A key experience that convinced me to be skeptical about a true German support for the Turks occurred at the beginning of this year at the University Club in Washington, D.C., where I talked with the Deputy Chief of the Turkish Embassy, M. Naci Saribas. After a while the German ambassador to the U.S., Wolfgang Ischinger, approached us and I asked him: "When will Turkey become a member of the EU?" He smiled, slapped condescendingly on the Saribas' shoulders and answered: "Our Turkish friends always have been too ambitious." Then he walked away.

One easily can predict that Germany will find obstacles to Turkish EU membership if Schröder is convinced his opposition will win him respect and support at home. Yet, in the past 18 months, particularly since the election of the outspoken Islamist AKP government in November 2002, there has been radical and rapid political reform in Turkey. Major political reforms have promoted democratization, and led to considerable steps forward in the area of human rights, including minority rights and in the area of civilian control of the military. At the same time, the European Commission has made clear its expectation of further progress in a number of key areas before it draws up its vital progress report and issues its recommendation to EU leaders on whether to open negotiations.

In Turkey itself, there is much agreement across different political groups and actors that opening EU negotiations is a vital step if the strong dynamic of political reform is to continue and become deeply rooted.
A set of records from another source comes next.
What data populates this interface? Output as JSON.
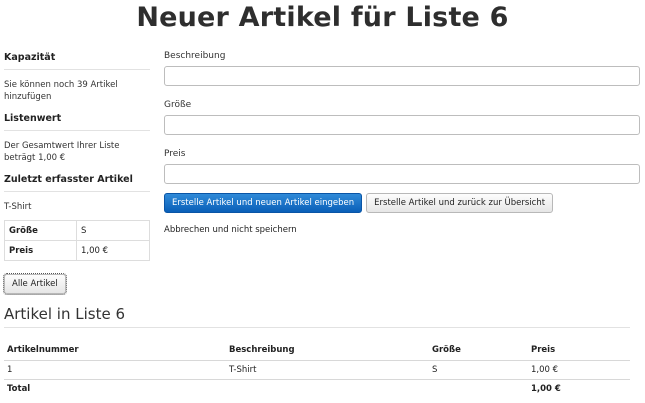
{
  "page": {
    "title": "Neuer Artikel für Liste 6"
  },
  "sidebar": {
    "capacity": {
      "heading": "Kapazität",
      "text": "Sie können noch 39 Artikel hinzufügen"
    },
    "list_value": {
      "heading": "Listenwert",
      "text": "Der Gesamtwert Ihrer Liste beträgt 1,00 €"
    },
    "last_item": {
      "heading": "Zuletzt erfasster Artikel",
      "name": "T-Shirt",
      "rows": [
        {
          "label": "Größe",
          "value": "S"
        },
        {
          "label": "Preis",
          "value": "1,00 €"
        }
      ]
    },
    "all_items_button": "Alle Artikel"
  },
  "form": {
    "fields": [
      {
        "label": "Beschreibung",
        "value": ""
      },
      {
        "label": "Größe",
        "value": ""
      },
      {
        "label": "Preis",
        "value": ""
      }
    ],
    "submit_new_label": "Erstelle Artikel und neuen Artikel eingeben",
    "submit_back_label": "Erstelle Artikel und zurück zur Übersicht",
    "cancel_label": "Abbrechen und nicht speichern"
  },
  "items": {
    "title": "Artikel in Liste 6",
    "headers": [
      "Artikelnummer",
      "Beschreibung",
      "Größe",
      "Preis"
    ],
    "rows": [
      [
        "1",
        "T-Shirt",
        "S",
        "1,00 €"
      ]
    ],
    "total_label": "Total",
    "total_value": "1,00 €"
  }
}
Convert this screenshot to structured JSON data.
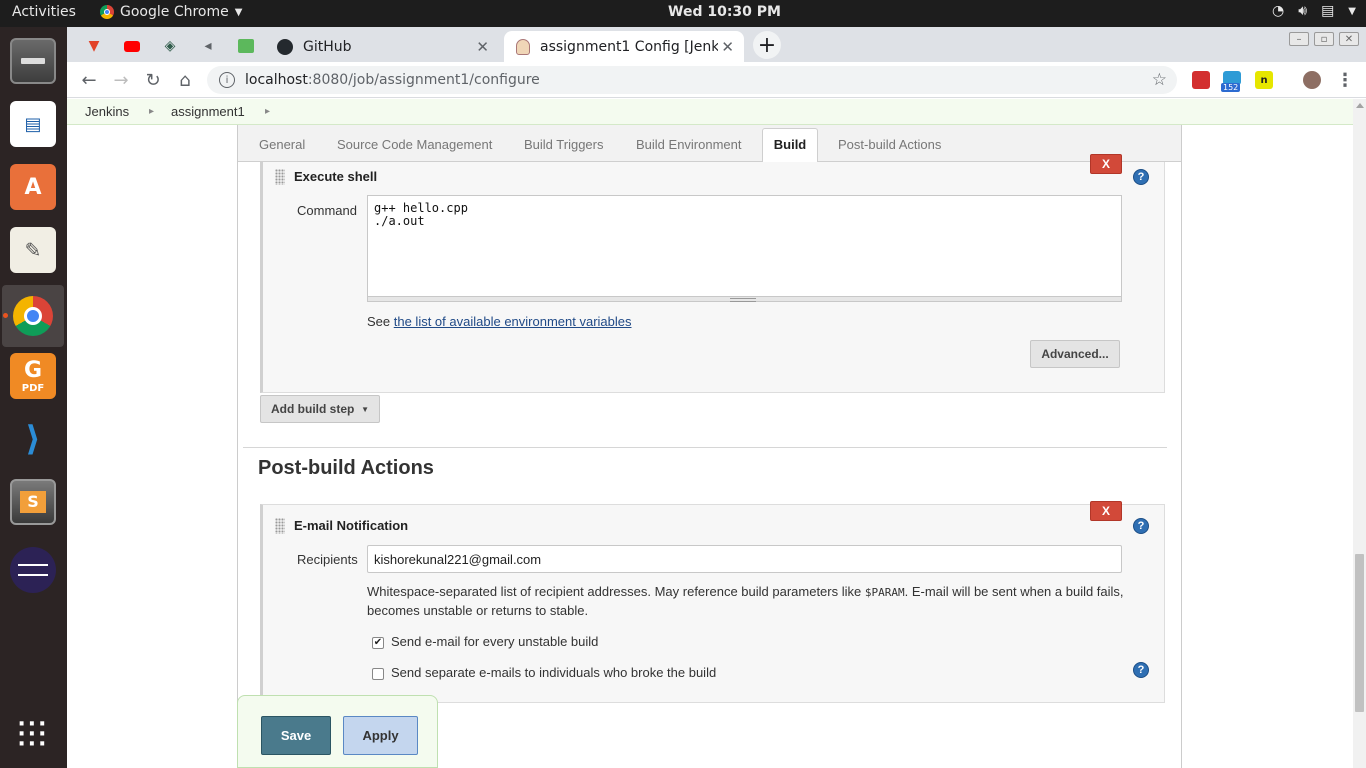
{
  "os": {
    "activities": "Activities",
    "app_name": "Google Chrome",
    "clock": "Wed 10:30 PM"
  },
  "dock": {
    "items": [
      "files-icon",
      "writer-icon",
      "software-icon",
      "text-editor-icon",
      "chrome-icon",
      "pdf-editor-icon",
      "vscode-icon",
      "sublime-icon",
      "eclipse-icon",
      "app-grid-icon"
    ],
    "pdf_label": "PDF",
    "accent_color": "#e95420"
  },
  "browser": {
    "tabs": [
      {
        "title": "GitHub"
      },
      {
        "title": "assignment1 Config [Jenk"
      }
    ],
    "url_host": "localhost",
    "url_path": ":8080/job/assignment1/configure",
    "extension_badge": "152"
  },
  "jenkins": {
    "breadcrumb": [
      "Jenkins",
      "assignment1"
    ],
    "config_tabs": [
      "General",
      "Source Code Management",
      "Build Triggers",
      "Build Environment",
      "Build",
      "Post-build Actions"
    ],
    "active_tab": "Build",
    "execute_shell": {
      "title": "Execute shell",
      "delete_label": "X",
      "command_label": "Command",
      "command_value": "g++ hello.cpp\n./a.out",
      "env_prefix": "See ",
      "env_link": "the list of available environment variables",
      "advanced_label": "Advanced..."
    },
    "add_build_step_label": "Add build step",
    "post_build": {
      "section_title": "Post-build Actions",
      "email_title": "E-mail Notification",
      "delete_label": "X",
      "recipients_label": "Recipients",
      "recipients_value": "kishorekunal221@gmail.com",
      "desc_part1": "Whitespace-separated list of recipient addresses. May reference build parameters like ",
      "desc_code": "$PARAM",
      "desc_part2": ". E-mail will be sent when a build fails, becomes unstable or returns to stable.",
      "checkbox_unstable": {
        "label": "Send e-mail for every unstable build",
        "checked": true
      },
      "checkbox_individuals": {
        "label": "Send separate e-mails to individuals who broke the build",
        "checked": false
      }
    },
    "save_label": "Save",
    "apply_label": "Apply"
  },
  "colors": {
    "jenkins_delete_red": "#d24939",
    "jenkins_help_blue": "#2f6fb3",
    "save_button": "#4a7a8c",
    "apply_button": "#c4d6ee"
  }
}
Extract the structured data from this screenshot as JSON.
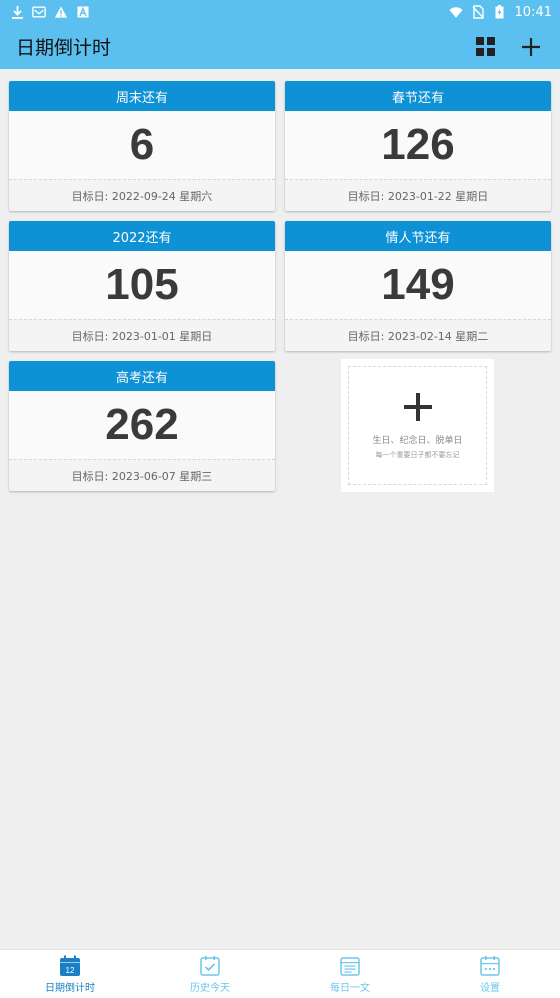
{
  "status_bar": {
    "time": "10:41",
    "icons": [
      "download-icon",
      "mail-icon",
      "warning-icon",
      "a-icon",
      "wifi-icon",
      "no-sim-icon",
      "battery-icon"
    ]
  },
  "app_bar": {
    "title": "日期倒计时",
    "actions": [
      "grid-view-icon",
      "add-icon"
    ]
  },
  "cards": [
    {
      "title": "周末还有",
      "days": "6",
      "target": "目标日: 2022-09-24 星期六"
    },
    {
      "title": "春节还有",
      "days": "126",
      "target": "目标日: 2023-01-22 星期日"
    },
    {
      "title": "2022还有",
      "days": "105",
      "target": "目标日: 2023-01-01 星期日"
    },
    {
      "title": "情人节还有",
      "days": "149",
      "target": "目标日: 2023-02-14 星期二"
    },
    {
      "title": "高考还有",
      "days": "262",
      "target": "目标日: 2023-06-07 星期三"
    }
  ],
  "add_card": {
    "line1": "生日、纪念日、脱单日",
    "line2": "每一个重要日子都不要忘记"
  },
  "bottom_nav": {
    "items": [
      {
        "label": "日期倒计时",
        "icon": "calendar-12-icon",
        "active": true
      },
      {
        "label": "历史今天",
        "icon": "calendar-check-icon",
        "active": false
      },
      {
        "label": "每日一文",
        "icon": "document-icon",
        "active": false
      },
      {
        "label": "设置",
        "icon": "calendar-dots-icon",
        "active": false
      }
    ]
  },
  "colors": {
    "app_bar": "#5bc0ef",
    "card_header": "#0f91d6",
    "nav_active": "#1a7fc4",
    "nav_inactive": "#6dc5ec",
    "background": "#efefef"
  }
}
There is also widespread pessimism in Turkey at the impact on political reform if the European Council does not decide to open negotiations in December.

If Turkey joins the Union as a full member in 2015 it will have a population of 82.1 million, slightly smaller than that of Germany at 82.4 million. But Turkey's economy is just 1.9 percent of the GDP of the 25 current EU members and is characterized by major regional inequality. Given its small size, Turkish accession will have minimal impact on the EU economy. The EU however could benefit in particular from the different demographic profile of Turkey, with its much younger, growing population of which millions of migrants will flow to Central Europe. This would be at a time when the EU is beginning to feel the negative impacts of its aging demographic profile, as Germany does already.

But as a large poor country, Turkey will be eligible for significant budget transfers from the Union -- "though these will depend both on policy reforms in regional and agricultural policies in the EU in the next ten years, and on the actual negotiations," -- the Friends of Europe paper states. The likely budget flows "in the first three years of Turkish membership are estimated at a total of €45.5 billion."

Turkey's strategic geographical location, and its large Muslim population, also have implications for the EU - most likely the most important ones in the aftermath of 9/11. Turkey is the only Muslim country in the world that is governed by what can be called a democracy. Therefore, Turkey is the proof that Islam and democracy are compatible, a fact that is vehemently denied by radical Islamists like Bin Laden. There is no doubt: It is in the EU's vital strategic interests that Turkey stays democratic, stable, prosperous and a friendly ally.

To again exclude the "Muslim part of Europe" from the Union would be extremely shortsighted in the fight of global terrorism, would insult the Turks as a nation and fuel dangerous fundamentalist tendencies at the Bosporus that the Western world cannot afford. Every other calculation that looks on financial aspects only would cost Europe in the end many more billions of Euros for fighting against Islamists than a decent EU membership of Turkey will cost now. The cool headed members of the EU should make this very clear to Berlin, before making a fatal decision.